A group of senior House and Senate Republicans released a proposal Wednesday to replace the cuts through the end of the fiscal year in September with an $85 billion alternative proposal to cut spending with a reduction in the federal workforce through attrition and a pay freeze for members of Congress. The bill would allow federal agencies to hire one person for every three who leave their employment.

"We got into this mess together, and we're going to have to get out together," said Sen. Lindsey Graham, R-S.C., a co-sponsor of the legislation, noting that lawmakers in both parties supported the 2011 legislation that led to the $1.2 trillion in spending cuts over the next decade after Congress failed to come up with a deficit reduction package on its own.

The GOP proposal does not include any tax revenues, unlike the proposal outlined Tuesday by Obama that called for delaying the cuts with a "balanced mix" of revenues and alternative cuts until a broader budget framework can be achieved.

The president, supported by congressional Democrats, wants revenues to play a role in offsetting the impending cuts, but there is near unanimity among Republicans against any new taxes following the year-end "fiscal cliff" budget deal that raised tax rates on wealthy Americans. "The American people believe that the tax question has been settled," said House Speaker John Boehner, R-Ohio, reiterating GOP opposition to new revenues.

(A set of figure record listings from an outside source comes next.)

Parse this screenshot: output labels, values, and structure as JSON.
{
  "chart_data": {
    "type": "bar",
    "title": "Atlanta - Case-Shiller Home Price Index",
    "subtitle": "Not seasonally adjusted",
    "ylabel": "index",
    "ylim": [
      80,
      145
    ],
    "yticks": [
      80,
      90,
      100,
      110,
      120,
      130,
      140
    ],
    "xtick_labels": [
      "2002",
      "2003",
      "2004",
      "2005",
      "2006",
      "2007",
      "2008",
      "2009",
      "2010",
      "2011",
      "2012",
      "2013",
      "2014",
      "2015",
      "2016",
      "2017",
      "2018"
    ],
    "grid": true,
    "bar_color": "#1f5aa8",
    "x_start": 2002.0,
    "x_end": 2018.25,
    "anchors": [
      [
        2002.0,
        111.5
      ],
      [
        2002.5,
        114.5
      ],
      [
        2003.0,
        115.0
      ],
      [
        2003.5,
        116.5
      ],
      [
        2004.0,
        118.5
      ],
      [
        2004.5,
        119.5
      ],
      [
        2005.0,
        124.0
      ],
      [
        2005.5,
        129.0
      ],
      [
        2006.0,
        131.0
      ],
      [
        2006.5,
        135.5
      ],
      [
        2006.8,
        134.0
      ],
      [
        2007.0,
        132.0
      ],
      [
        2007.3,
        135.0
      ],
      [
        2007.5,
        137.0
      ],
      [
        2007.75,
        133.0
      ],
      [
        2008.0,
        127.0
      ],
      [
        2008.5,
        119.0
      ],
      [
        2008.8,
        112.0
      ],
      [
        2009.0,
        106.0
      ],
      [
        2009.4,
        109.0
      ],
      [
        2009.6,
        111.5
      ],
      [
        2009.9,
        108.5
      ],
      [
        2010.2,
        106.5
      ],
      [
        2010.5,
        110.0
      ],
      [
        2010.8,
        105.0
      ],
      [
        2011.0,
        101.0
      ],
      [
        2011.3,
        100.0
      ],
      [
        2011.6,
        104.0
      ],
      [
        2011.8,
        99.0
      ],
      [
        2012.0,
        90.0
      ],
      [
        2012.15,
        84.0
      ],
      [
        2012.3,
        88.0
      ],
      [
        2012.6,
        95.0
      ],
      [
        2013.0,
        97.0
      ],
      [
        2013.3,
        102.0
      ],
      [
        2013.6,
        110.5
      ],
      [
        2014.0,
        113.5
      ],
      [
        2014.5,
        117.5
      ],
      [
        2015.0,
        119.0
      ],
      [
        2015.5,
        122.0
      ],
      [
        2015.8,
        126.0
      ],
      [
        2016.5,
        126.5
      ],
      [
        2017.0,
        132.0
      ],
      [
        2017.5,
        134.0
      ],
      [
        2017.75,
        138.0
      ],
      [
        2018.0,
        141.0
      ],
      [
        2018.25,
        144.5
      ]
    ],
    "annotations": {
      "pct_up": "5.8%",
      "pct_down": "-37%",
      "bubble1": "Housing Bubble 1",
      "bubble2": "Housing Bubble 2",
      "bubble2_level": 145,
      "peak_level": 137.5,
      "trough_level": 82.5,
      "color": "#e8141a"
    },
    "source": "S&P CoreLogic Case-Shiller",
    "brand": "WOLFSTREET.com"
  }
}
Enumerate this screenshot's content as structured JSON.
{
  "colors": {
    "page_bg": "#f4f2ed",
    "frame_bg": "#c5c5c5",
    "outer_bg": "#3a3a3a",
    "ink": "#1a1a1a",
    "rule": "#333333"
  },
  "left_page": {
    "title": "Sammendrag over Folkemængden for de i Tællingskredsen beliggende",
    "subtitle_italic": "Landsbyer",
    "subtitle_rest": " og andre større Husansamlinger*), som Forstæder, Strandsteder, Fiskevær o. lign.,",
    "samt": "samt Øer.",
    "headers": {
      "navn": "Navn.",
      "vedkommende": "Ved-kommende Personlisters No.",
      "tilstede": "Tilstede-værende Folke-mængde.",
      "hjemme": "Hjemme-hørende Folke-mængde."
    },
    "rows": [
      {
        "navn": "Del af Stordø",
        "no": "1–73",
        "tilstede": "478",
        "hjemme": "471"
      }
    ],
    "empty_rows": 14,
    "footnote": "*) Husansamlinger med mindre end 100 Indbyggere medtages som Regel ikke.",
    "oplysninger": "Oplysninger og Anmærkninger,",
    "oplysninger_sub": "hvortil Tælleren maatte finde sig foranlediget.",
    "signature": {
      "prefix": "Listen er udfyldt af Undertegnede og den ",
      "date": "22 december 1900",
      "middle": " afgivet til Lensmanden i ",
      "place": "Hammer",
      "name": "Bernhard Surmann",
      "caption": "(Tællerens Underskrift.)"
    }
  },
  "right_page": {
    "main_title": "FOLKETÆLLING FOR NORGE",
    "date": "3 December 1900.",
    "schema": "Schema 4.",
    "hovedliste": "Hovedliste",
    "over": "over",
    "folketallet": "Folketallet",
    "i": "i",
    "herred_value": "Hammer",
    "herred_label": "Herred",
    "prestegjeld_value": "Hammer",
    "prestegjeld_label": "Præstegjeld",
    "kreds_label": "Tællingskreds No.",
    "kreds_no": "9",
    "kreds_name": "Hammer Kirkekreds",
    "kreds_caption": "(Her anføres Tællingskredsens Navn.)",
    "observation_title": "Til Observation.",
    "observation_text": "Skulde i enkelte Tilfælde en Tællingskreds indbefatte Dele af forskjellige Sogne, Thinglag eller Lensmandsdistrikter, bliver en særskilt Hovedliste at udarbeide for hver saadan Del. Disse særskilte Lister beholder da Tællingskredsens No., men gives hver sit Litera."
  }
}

Recent acceptance among lawmakers that the cuts would likely take effect on March 1 has been replaced with new momentum to fix it.

"Last year things weren't desperate. They are desperate this year," Inhofe said. "Last year we weren't talking about the president's own secretary of Defense saying that this is devastating. It's disarming America."

Defense Secretary Leon Panetta, in an interview last week with USA TODAY, said the military would be unable to handle threats outside the war in Afghanistan and a crisis in the Middle East if the cuts occur. The Pentagon would have to reduce the Army by an additional 100,000 soldiers, Panetta said. It already plans to shed 100,000 soldiers and 20,000 Marines under an existing plan to cut $487 billion over 10 years.

All the services anticipate furloughs for their civilian workforce. Among the cuts the services are proposing if sequestration goes into effect:

Army: Only units deploying to Afghanistan and Korea will receive full training. Equipment scheduled to return to the United States from Afghanistan would remain there, delaying its repair and use by soldiers at their home posts.

Air Force: Flying hours will cut by 18%, and only missions in Afghanistan, flying Obama and nuclear missions would be untouched. Military airshows, including the Thunderbirds aerobatic flying team, and flyovers of sporting events would be eliminated.

Navy: The service will suspend naval operations in and around South America, deferring ship maintenance, cancelling Fleet Week and flights of the Blue Angels airshow team.